Dignidade infinita

Temos a irrenunciável tarefa, no dia-a-dia, de fazer valer a dignidade infinita de cada pessoa, dom inestimável do Criador

Cardeal Dom Sergio da Rocha

Arcebispo de São Salvador da Bahia, Primaz do Brasil

A questão da dignidade da pessoa humana é de profunda atualidade, por suas implicações de cunho ético e social. O tema que à primeira vista parece ser simples e óbvio não deve ser descuidado. No mundo marcado por avanços extraordinários nos campos científico e técnico perdura a triste tendência em atribuir maior ou menor dignidade às pessoas, de acordo com as suas condições de vida. Ela tem graves consequências no âmbito dos relacionamentos humanos e sociais. Não se pode fazer abatimentos quando a questão é a dignidade da pessoa humana.

O “valor” de uma pessoa não pode ser definido a partir da sua riqueza, profissão, estudo, moradia, aparência, raça, dentre outros fatores. Quando isso acontece, temos o desrespeito, a discriminação, a desigualdade, as violações à vida e aos direitos fundamentais. A desigualdade em termos de dignidade acarreta desastrosas consequências nos relacionamentos entre as pessoas, na vida familiar e social.

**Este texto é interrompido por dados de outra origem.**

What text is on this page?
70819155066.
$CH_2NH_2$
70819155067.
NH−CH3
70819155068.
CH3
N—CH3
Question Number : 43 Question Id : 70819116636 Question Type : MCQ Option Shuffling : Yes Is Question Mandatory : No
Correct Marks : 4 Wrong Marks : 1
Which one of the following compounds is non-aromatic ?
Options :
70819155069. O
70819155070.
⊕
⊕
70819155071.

O valor de uma pessoa decorre do fato de ser gente; é inerente à sua condição de ser humano. A dignidade humana não ocorre por concessão de alguma pessoa ou instituição social; é um dado antropológico a ser reconhecido e tutelado pelas instituições sociais, que não podem jamais ignorá-la ou permitir a sua violação nas mais variadas formas. Toda pessoa humana possui uma dignidade infinita, que deve ser reconhecida, defendida e promovida em qualquer condição ou situação em que se encontrar. Não se pode atribuir menor dignidade à vida que se encontra fragilizada. Menor condição de vida ou de saúde não significa menor dignidade. Ao contrário, a vida mais vulnerável necessita de maior cuidado e proteção.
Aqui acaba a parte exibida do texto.